Le moulin de Saintes fait peau neuve

Les travaux de réfection des maçonneries ont commencé la semaine dernière. Le chantier devrait être bouclé pour la fin 2023.

Simon Chérot
 Une société de Herve s’occupe des maçonneries. Les ailes et le mécanisme sont en cours de restauration à Weert, aux Pays-Bas.
Une société de Herve s’occupe des maçonneries. Les ailes et le mécanisme sont en cours de restauration à Weert, aux Pays-Bas. ©Simon Chérot

"U ne étape importante est franchie dans la rénovation du moulin de Saintes , rapporte l’échevin, en charge des travaux, de la mobilité et de la lutte contre les inondations, Pierre Anthoine, sur sa page Facebook. La réfection des maçonneries du tronc a démarré."

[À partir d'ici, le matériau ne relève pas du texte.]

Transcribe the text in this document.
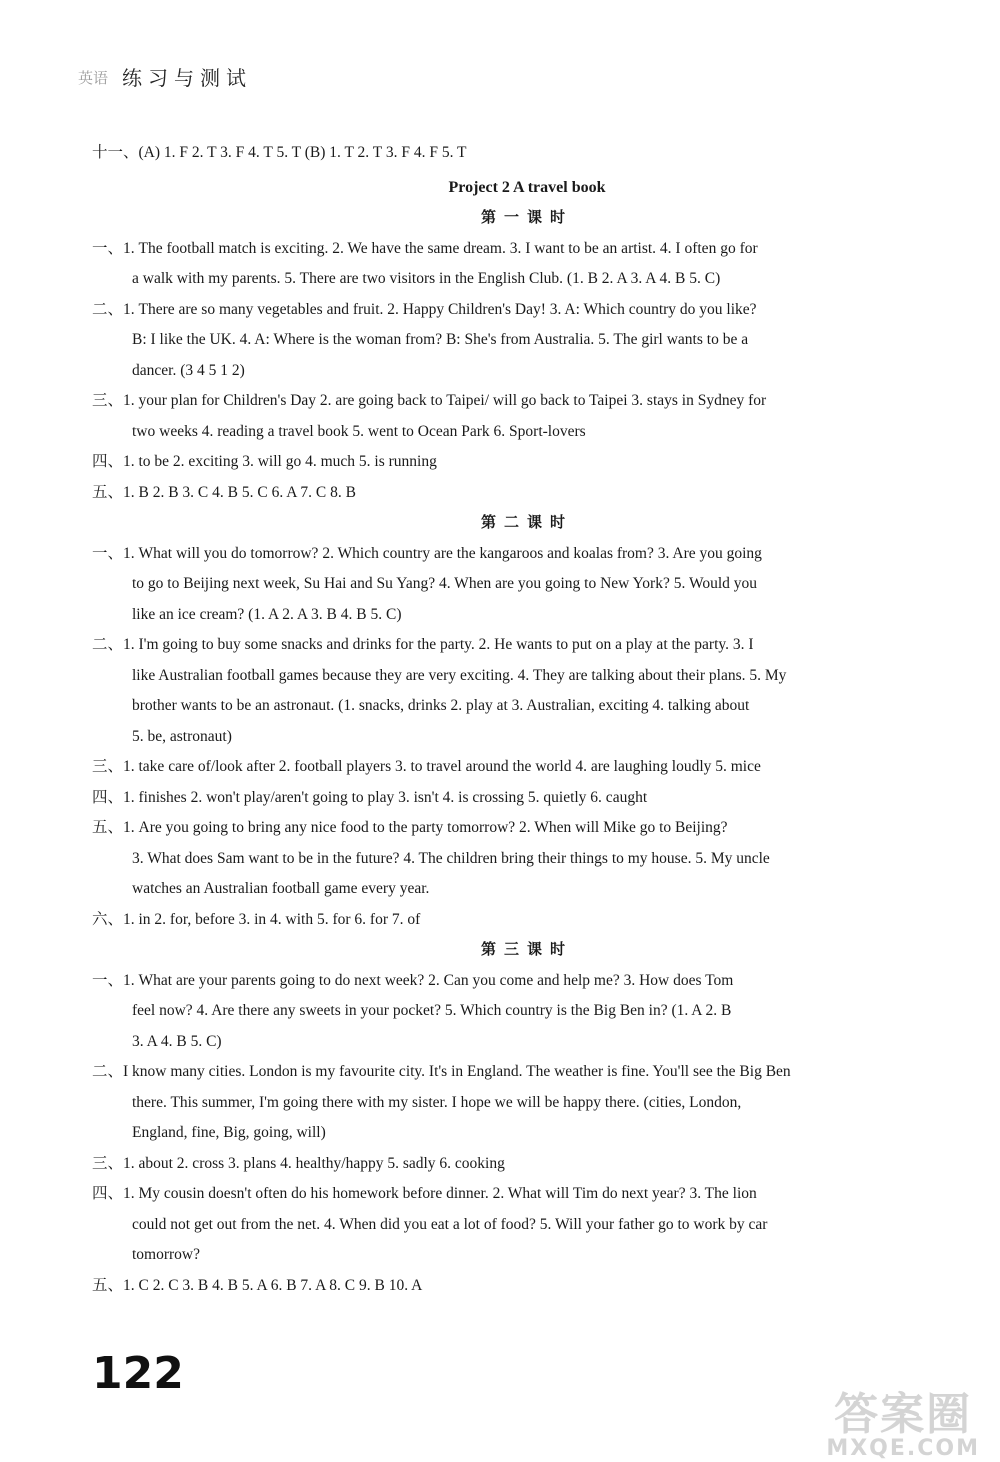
英语 练习与测试
十一、(A) 1. F 2. T 3. F 4. T 5. T (B) 1. T 2. T 3. F 4. F 5. T
Project 2 A travel book
第一课时
一、1. The football match is exciting. 2. We have the same dream. 3. I want to be an artist. 4. I often go for
a walk with my parents. 5. There are two visitors in the English Club. (1. B 2. A 3. A 4. B 5. C)
二、1. There are so many vegetables and fruit. 2. Happy Children's Day! 3. A: Which country do you like?
B: I like the UK. 4. A: Where is the woman from? B: She's from Australia. 5. The girl wants to be a
dancer. (3 4 5 1 2)
三、1. your plan for Children's Day 2. are going back to Taipei/ will go back to Taipei 3. stays in Sydney for
two weeks 4. reading a travel book 5. went to Ocean Park 6. Sport-lovers
四、1. to be 2. exciting 3. will go 4. much 5. is running
五、1. B 2. B 3. C 4. B 5. C 6. A 7. C 8. B
第二课时
一、1. What will you do tomorrow? 2. Which country are the kangaroos and koalas from? 3. Are you going
to go to Beijing next week, Su Hai and Su Yang? 4. When are you going to New York? 5. Would you
like an ice cream? (1. A 2. A 3. B 4. B 5. C)
二、1. I'm going to buy some snacks and drinks for the party. 2. He wants to put on a play at the party. 3. I
like Australian football games because they are very exciting. 4. They are talking about their plans. 5. My
brother wants to be an astronaut. (1. snacks, drinks 2. play at 3. Australian, exciting 4. talking about
5. be, astronaut)
三、1. take care of/look after 2. football players 3. to travel around the world 4. are laughing loudly 5. mice
四、1. finishes 2. won't play/aren't going to play 3. isn't 4. is crossing 5. quietly 6. caught
五、1. Are you going to bring any nice food to the party tomorrow? 2. When will Mike go to Beijing?
3. What does Sam want to be in the future? 4. The children bring their things to my house. 5. My uncle
watches an Australian football game every year.
六、1. in 2. for, before 3. in 4. with 5. for 6. for 7. of
第三课时
一、1. What are your parents going to do next week? 2. Can you come and help me? 3. How does Tom
feel now? 4. Are there any sweets in your pocket? 5. Which country is the Big Ben in? (1. A 2. B
3. A 4. B 5. C)
二、I know many cities. London is my favourite city. It's in England. The weather is fine. You'll see the Big Ben
there. This summer, I'm going there with my sister. I hope we will be happy there. (cities, London,
England, fine, Big, going, will)
三、1. about 2. cross 3. plans 4. healthy/happy 5. sadly 6. cooking
四、1. My cousin doesn't often do his homework before dinner. 2. What will Tim do next year? 3. The lion
could not get out from the net. 4. When did you eat a lot of food? 5. Will your father go to work by car
tomorrow?
五、1. C 2. C 3. B 4. B 5. A 6. B 7. A 8. C 9. B 10. A
122
答案圈
MXQE.COM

Le projet de cette rénovation remonte à 2004 et a connu un coup d’accélérateur ces derniers mois. C’est notamment à l’initiative de la ministre du Patrimoine, Valérie De Bue, que le gouvernement wallon a accordé l’an passé un subside de 950000€, venu compléter les 450000€ accordés par la Province du Brabant wallon et les 450000€ prévus par la Ville de Tubize. Ces montants ont permis d’entamer l’essentiel des travaux de rénovation.

Le mécanisme et les ailes du moulin ont pris le chemin des Pays-Bas; ils sont en cours de restauration dans les ateliers Adriaens Molenbouw, à Weert. Quant au bâtiment, il est entièrement recouvert d’échafaudages qui doivent permettre aux maçons de la firme G&Y Liégeois (Herve) de lui redonner son éclat d’antan.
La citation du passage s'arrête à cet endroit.